That's what I'm thinking. If you look at AA in terms of how many years of "safe" income you need instead of a typical percentage, the AA of someone who is rather old can be much higher than the conventional wisdom IF they need a very small portion of their portfolio for current income. I think that's where the "bucketizing" approach is a little different than conventional AA; you don't say "55 stocks / 45 bonds" but instead you say "15 years of income in safer stuff and the rest in stocks" -- or something like that.
So to use your example, if this 75-yo is only withdrawing 1% of his/her portfolio each year for income, you could have 15 years of more secure income even with an 85/15 allocation. (Of course, such a person is also in the position of not needing to take much stock market risk, if any. so it would really come down to their risk tolerance and how much they're willing to "gamble" for higher expected long-term returns. Chances are most of it would go to heirs anyway.) And if the market happens to recover strongly, then you may want to load up on your buckets 1 and 2.
Ray's scheme is no different than an AA scheme. Only new jargon and a different way of looking and naming the same things......

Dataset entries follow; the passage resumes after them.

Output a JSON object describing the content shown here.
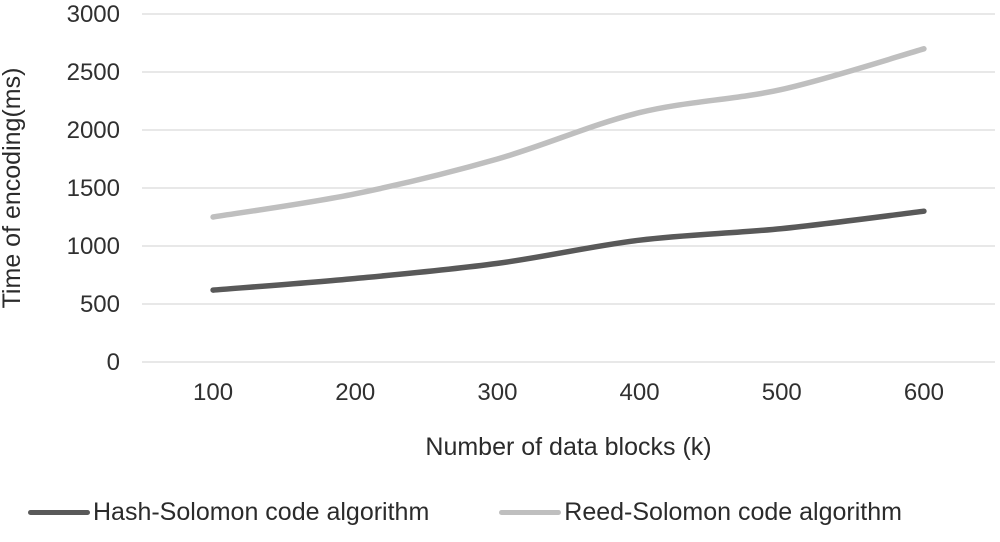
{
  "chart_data": {
    "type": "line",
    "title": "",
    "xlabel": "Number of data blocks (k)",
    "ylabel": "Time of encoding(ms)",
    "x": [
      100,
      200,
      300,
      400,
      500,
      600
    ],
    "xtick_labels": [
      "100",
      "200",
      "300",
      "400",
      "500",
      "600"
    ],
    "ytick_labels": [
      "0",
      "500",
      "1000",
      "1500",
      "2000",
      "2500",
      "3000"
    ],
    "yticks": [
      0,
      500,
      1000,
      1500,
      2000,
      2500,
      3000
    ],
    "ylim": [
      0,
      3000
    ],
    "grid": "horizontal",
    "legend_position": "bottom",
    "series": [
      {
        "name": "Hash-Solomon code algorithm",
        "values": [
          620,
          720,
          850,
          1050,
          1150,
          1300
        ],
        "color": "#595959"
      },
      {
        "name": "Reed-Solomon code algorithm",
        "values": [
          1250,
          1450,
          1750,
          2150,
          2350,
          2700
        ],
        "color": "#bfbfbf"
      }
    ],
    "colors": {
      "gridline": "#d9d9d9",
      "text": "#303030",
      "background": "#ffffff"
    }
  }
}
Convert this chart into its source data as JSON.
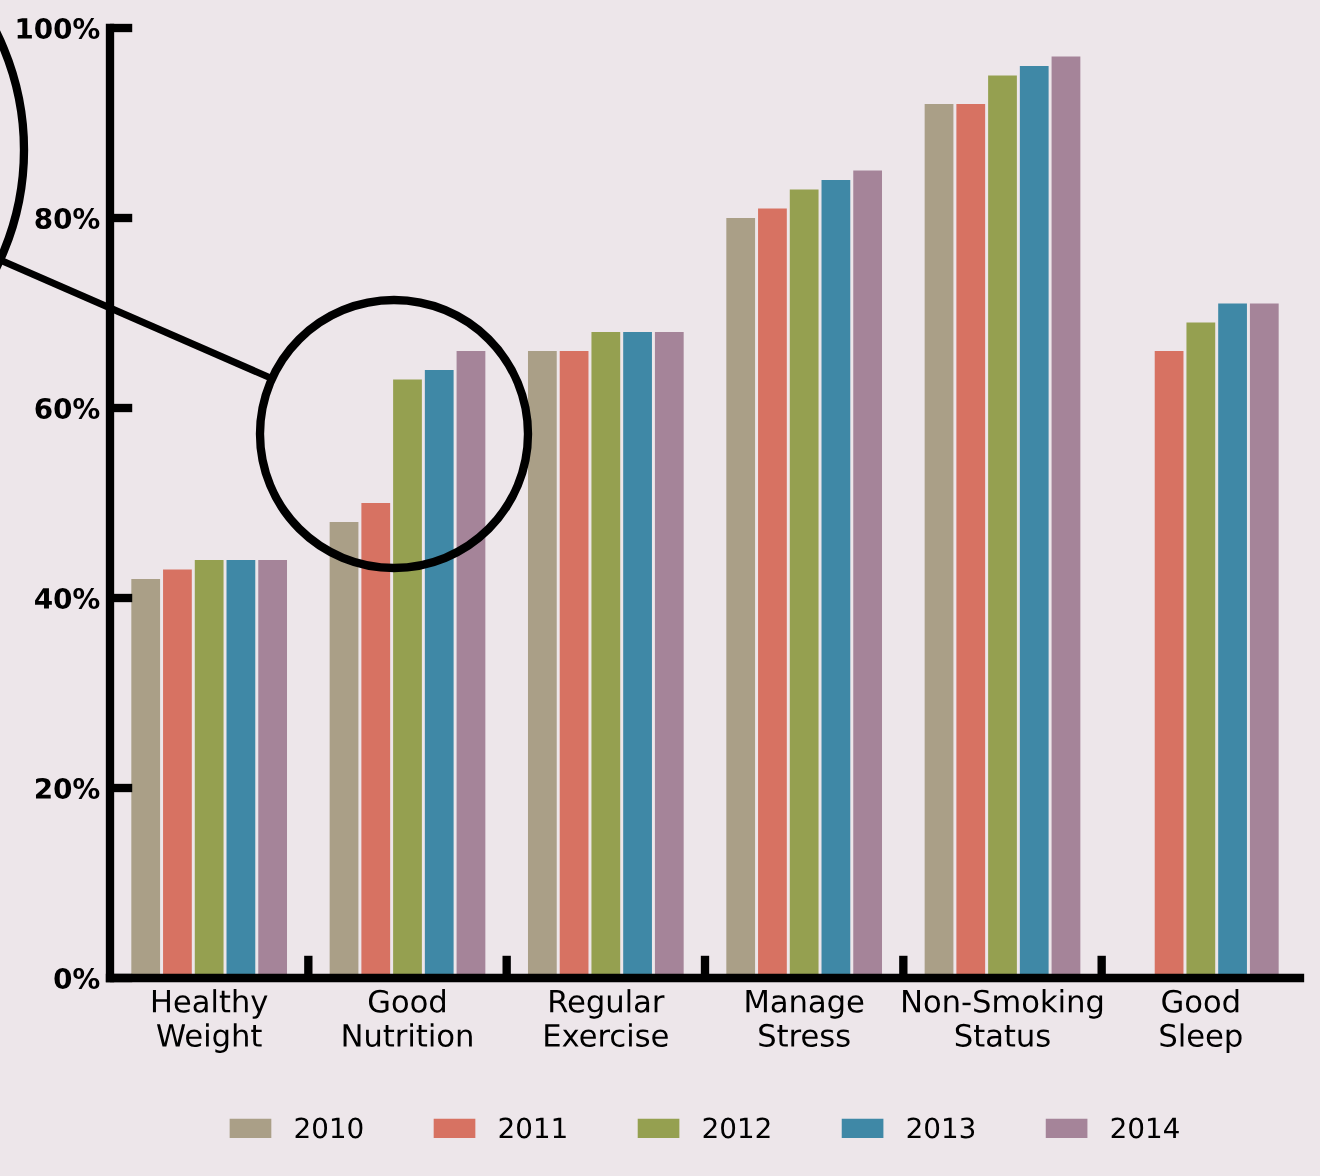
{
  "chart_data": {
    "type": "bar",
    "categories": [
      "Healthy\nWeight",
      "Good\nNutrition",
      "Regular\nExercise",
      "Manage\nStress",
      "Non-Smoking\nStatus",
      "Good\nSleep"
    ],
    "series": [
      {
        "name": "2010",
        "color": "#aa9f87",
        "values": [
          42,
          48,
          66,
          80,
          92,
          null
        ]
      },
      {
        "name": "2011",
        "color": "#d77262",
        "values": [
          43,
          50,
          66,
          81,
          92,
          66
        ]
      },
      {
        "name": "2012",
        "color": "#95a050",
        "values": [
          44,
          63,
          68,
          83,
          95,
          69
        ]
      },
      {
        "name": "2013",
        "color": "#3f88a6",
        "values": [
          44,
          64,
          68,
          84,
          96,
          71
        ]
      },
      {
        "name": "2014",
        "color": "#a58499",
        "values": [
          44,
          66,
          68,
          85,
          97,
          71
        ]
      }
    ],
    "ylim": [
      0,
      100
    ],
    "yticks": [
      {
        "value": 0,
        "label": "0%"
      },
      {
        "value": 20,
        "label": "20%"
      },
      {
        "value": 40,
        "label": "40%"
      },
      {
        "value": 60,
        "label": "60%"
      },
      {
        "value": 80,
        "label": "80%"
      },
      {
        "value": 100,
        "label": "100%"
      }
    ],
    "grid": false,
    "legend": "bottom"
  }
}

I've never failed to learn something by considering another person's (including "advisors" or financial subject matter authors, etc.) views and outlooks, Ray is no exception. But, to me, there is absolutely no difference between saying a person with an extrmemly generous retirement portfolio could safely have a 85/15 AA and saying that 15 years of expenses respresents only 15% of that person's portfolio. It's just a different way, new jargon, of looking at the same thing.
The only negatives I find about Ray are:
1. He seems to want you to follow his methodology/terminology/jargon exclusively without understanding it's relationship to other approaches. I'm concerned for folks who have bought in on his scheme in a manner where they simply want to fill in the blanks, turn the handle and be guarateed optimum results.
2. He's too flexible. He frequently uses hindsight to say that in many cases you would have "of course" done something differently than he seems to be prescribing after time shows that his prescription wasn't optimum. "Well in that case you would have....blaaah....blaaah....blaaah."
But, all in all, understanding what he's trying to do (other than the part where he's simply trying to reel you in as a client) as it relates to other schemes and theories adds to one's body of knowledge. I highly recommend understanding his stuff and especially how it relates to other approaches.
I give him a lot of credit for the amount of product differentiation he's gotten out of his "system." It's not all that different, you can easily do the same things within a more generic AA system, but his jargon sets it apart and gives him something to sell. Bright guy.